La page Gad se tourne peu à peu à Josselin. Repris en septembre dernier par la SVA Jean Rozé (groupement des Mousquetaires), il porte désormais le nom de Josselin Porc Abattage (JPA). Changement de nom donc et nouvelle ère avec la confirmation d'une annonce faite lors de la reprise. Intermarché investit 20 millions d'euros sur le site josselinais. « Nous avions annoncé cet investissement, nous le confirmons. C'est lancé. Nous avons hérité d'une chaîne d'abattage mise en place quand l'entreprise s'appelait Olympig. C'est un bel équipement. Nous allons désormais augmenter nos capacités d'abattage », indique Yves Audo, vice-président d'Agromousquetaires, la filiale industrielle d'Intermarché et président de JPA.
Gagner en compétitivité
Dans le détail, l'abattoir va s'agrandir et moderniser ses lignes de découpe et celles de désossage de carcasses. Les zones de stockage vont également être augmentées. Sur un plan très pratique, cet investissement va permettre à l'unité morbihannaise de passer de 23.500 porcs abattus par semaine à 28.000 cochons par semaine. « Dans la crise porcine actuelle, on évoque un problème de compétitivité de la filière. Mais les éleveurs ne sont pas les seuls concernés. Chaque maillon de la chaîne doit être concerné notamment nous sur la partie abattage. Il faut gagner le pari de la performance », poursuit Yves Audo. Sur site, le chantier est lancé. Il devrait s'achever au premier semestre 2017.

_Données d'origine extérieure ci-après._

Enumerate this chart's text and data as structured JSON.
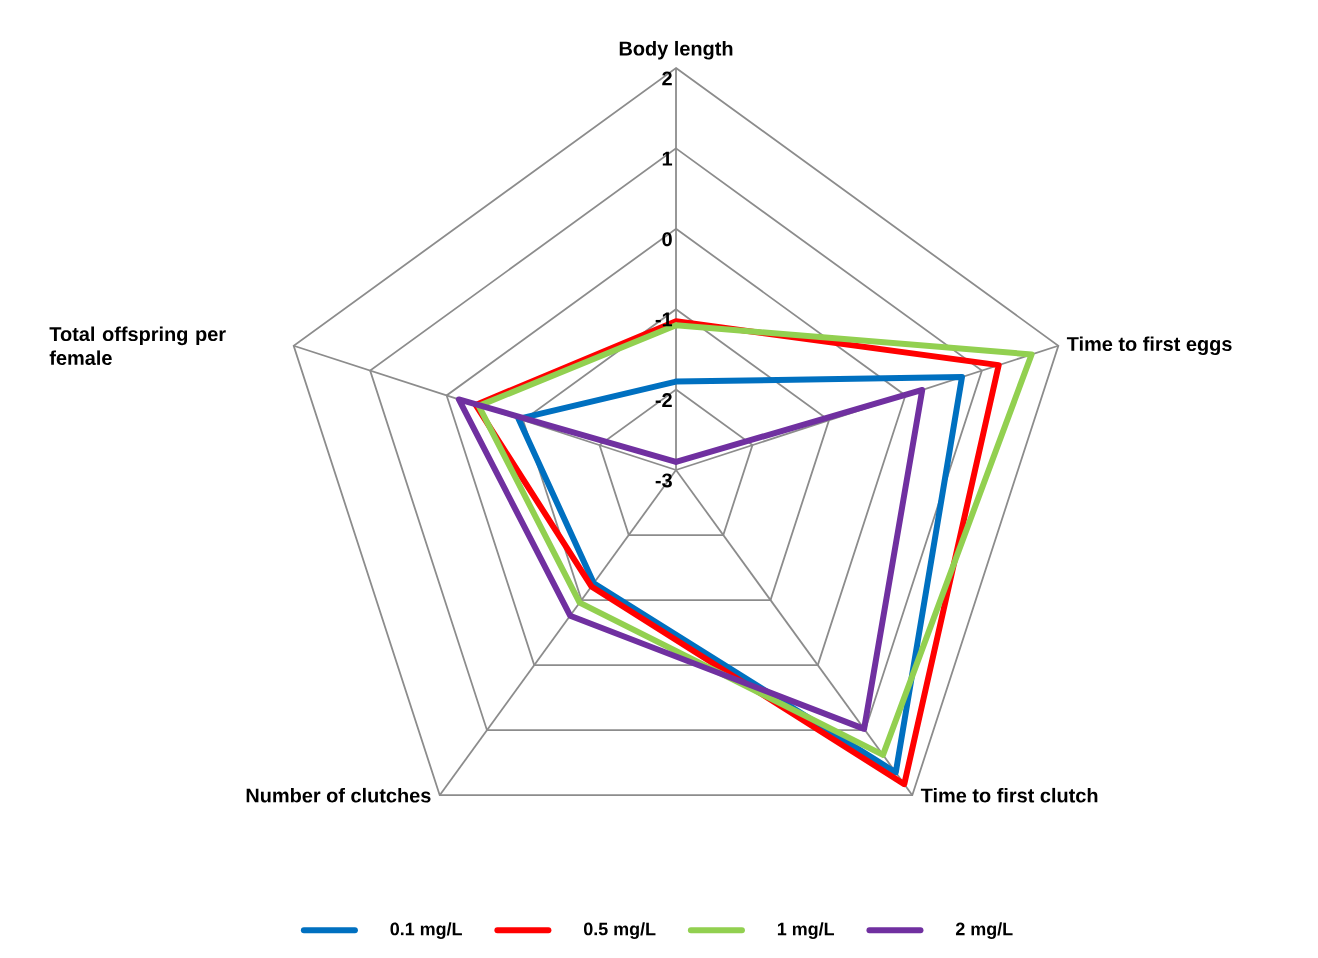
{
  "chart_data": {
    "type": "radar",
    "categories": [
      "Body length",
      "Time to first eggs",
      "Time to first clutch",
      "Number of clutches",
      "Total offspring per female"
    ],
    "series": [
      {
        "name": "0.1 mg/L",
        "color": "#0070c0",
        "values": [
          -1.9,
          0.74,
          1.65,
          -1.26,
          -0.94
        ]
      },
      {
        "name": "0.5 mg/L",
        "color": "#ff0000",
        "values": [
          -1.15,
          1.22,
          1.83,
          -1.21,
          -0.38
        ]
      },
      {
        "name": "1 mg/L",
        "color": "#92d050",
        "values": [
          -1.2,
          1.65,
          1.38,
          -0.96,
          -0.42
        ]
      },
      {
        "name": "2 mg/L",
        "color": "#7030a0",
        "values": [
          -2.9,
          0.22,
          0.98,
          -0.76,
          -0.16
        ]
      }
    ],
    "ylim": [
      -3,
      2
    ],
    "yticks": [
      -3,
      -2,
      -1,
      0,
      1,
      2
    ],
    "grid": true,
    "legend": "bottom"
  }
}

55 millions d'euros investis sur 5 ans
Pour Intermarché, JPA est la première étape d'un important programme d'investissements. « Au total, nous investirons 55 millions d'euros sur nos trois abattoirs de porcs qui se situent tous en Bretagne. En 2016, nous moderniserons la partie abattoir de Gâtines Viandes, à la Guerche-de-Bretagne (35) et au sein de SBA, à Briec (29) (NDLR : site acquis en 2014), nous reconfigurerons l'ensemble. » La fin de l'ère Gad à Josselin ne s'était pas fait sans conséquence sociale. Aujourd'hui, l'établissement emploie 600 salariés auxquels s'ajoutent 200 CDD et intérimaires. « L'effectif est en vitesse de croisière », résume son dirigeant. Pas de soucis de débouchés pour les produits. 90 % sont acheminés vers les supermarchés et 15 % à l'export. La restauration hors foyer étant le dernier marché.

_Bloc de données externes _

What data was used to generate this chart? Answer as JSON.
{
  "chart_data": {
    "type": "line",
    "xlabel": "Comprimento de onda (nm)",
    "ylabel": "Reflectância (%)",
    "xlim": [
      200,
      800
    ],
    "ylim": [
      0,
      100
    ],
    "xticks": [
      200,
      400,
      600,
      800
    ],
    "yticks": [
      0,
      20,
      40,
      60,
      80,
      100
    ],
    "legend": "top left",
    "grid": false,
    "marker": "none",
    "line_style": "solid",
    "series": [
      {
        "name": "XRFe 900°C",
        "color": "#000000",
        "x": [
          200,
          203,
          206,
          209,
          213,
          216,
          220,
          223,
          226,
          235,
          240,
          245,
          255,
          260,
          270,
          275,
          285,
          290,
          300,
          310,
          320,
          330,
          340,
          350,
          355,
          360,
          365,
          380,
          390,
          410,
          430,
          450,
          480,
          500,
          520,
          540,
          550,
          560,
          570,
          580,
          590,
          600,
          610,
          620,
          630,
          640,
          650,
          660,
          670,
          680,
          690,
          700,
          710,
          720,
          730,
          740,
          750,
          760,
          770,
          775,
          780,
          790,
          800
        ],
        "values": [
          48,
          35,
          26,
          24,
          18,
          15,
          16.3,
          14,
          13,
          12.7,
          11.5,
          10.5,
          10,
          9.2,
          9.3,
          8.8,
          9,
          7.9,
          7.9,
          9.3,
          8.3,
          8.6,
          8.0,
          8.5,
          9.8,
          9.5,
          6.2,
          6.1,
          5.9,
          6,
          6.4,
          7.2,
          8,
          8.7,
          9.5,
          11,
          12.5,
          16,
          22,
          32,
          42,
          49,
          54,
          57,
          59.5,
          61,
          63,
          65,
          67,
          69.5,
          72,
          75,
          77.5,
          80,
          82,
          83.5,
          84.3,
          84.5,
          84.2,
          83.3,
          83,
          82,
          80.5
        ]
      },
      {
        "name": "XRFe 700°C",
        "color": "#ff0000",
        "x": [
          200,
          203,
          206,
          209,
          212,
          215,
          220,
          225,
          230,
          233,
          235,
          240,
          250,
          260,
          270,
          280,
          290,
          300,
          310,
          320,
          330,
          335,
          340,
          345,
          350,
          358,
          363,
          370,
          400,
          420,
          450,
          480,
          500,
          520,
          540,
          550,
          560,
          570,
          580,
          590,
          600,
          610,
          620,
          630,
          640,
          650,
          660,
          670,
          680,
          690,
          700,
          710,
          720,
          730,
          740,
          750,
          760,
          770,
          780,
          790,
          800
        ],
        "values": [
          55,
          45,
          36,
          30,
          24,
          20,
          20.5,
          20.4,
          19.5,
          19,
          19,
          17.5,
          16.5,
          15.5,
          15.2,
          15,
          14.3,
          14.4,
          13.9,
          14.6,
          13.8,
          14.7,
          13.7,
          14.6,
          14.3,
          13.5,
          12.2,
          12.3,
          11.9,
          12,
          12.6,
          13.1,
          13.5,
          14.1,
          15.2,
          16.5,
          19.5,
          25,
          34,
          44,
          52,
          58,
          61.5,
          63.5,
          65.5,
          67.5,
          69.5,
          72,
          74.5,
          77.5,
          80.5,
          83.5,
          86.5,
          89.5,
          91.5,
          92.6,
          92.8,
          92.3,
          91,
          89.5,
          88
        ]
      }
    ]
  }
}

Lancement de la filière Louis d'Armel
En amont de cette chaîne, Agromousquetaires qui se définit comme « un producteur commerçant qui s'appuie sur ses différents abattoirs et charcuterie porcines » s'approvisionnent auprès des trois grandes coopératives que sont la Cooperl, Prestor et Aveltis. « Avec eux, nous voulons pérenniser l'approvisionnement et la production. Nous ne sommes que sur du porc français. » Cet engagement et ces liens ont été officialisés et contractualisés via la création de la filière Louis d'Armel. « C'est une réponse que nous proposons d'apporter aux difficultés de la filière porcine. Sous cette marque Louis d'Armel, nous fédérons les trois coopératives et 1.200 producteurs français. Nous souhaitons ainsi consolider les échanges entre les acteurs. Le label charte éleveurs Louis d'Armel valorisera auprès des consommateurs cette viande française. »
Des approvisionnements maîtrisés
S'appuyant sur ces trois abattoirs bretons, Agromousquetaires joue la carte de la complémentarité et traite désormais 100 % de ses approvisionnements. L'acquisition du site de Josselin n'était pas programmée dans la stratégie de l'industriel. « Cela a été une opportunité qu'Agromousquetaires a saisie. Clairement, nous n'avions pas prévu de construire un abattoir. Nous avons eu la possibilité de racheter Josselin et donc d'étoffer notre outil de production. Il faut aller plus loin et investir dans l'outil français pour que celui-ci reste permanent. C'est le sens de notre plan d'investissements à cinq ans au sein de la filière porc. »
Ségolène Mahias
Intermarché et sa filiale industrielle Agromousquetaires ont lancé leur programme de travaux au sein de Josselin Porc Abattage. Une enveloppe de 20 millions d'euros va permettre à l'ancien site Gad d'augmenter ses capacités d'abattage de porcs.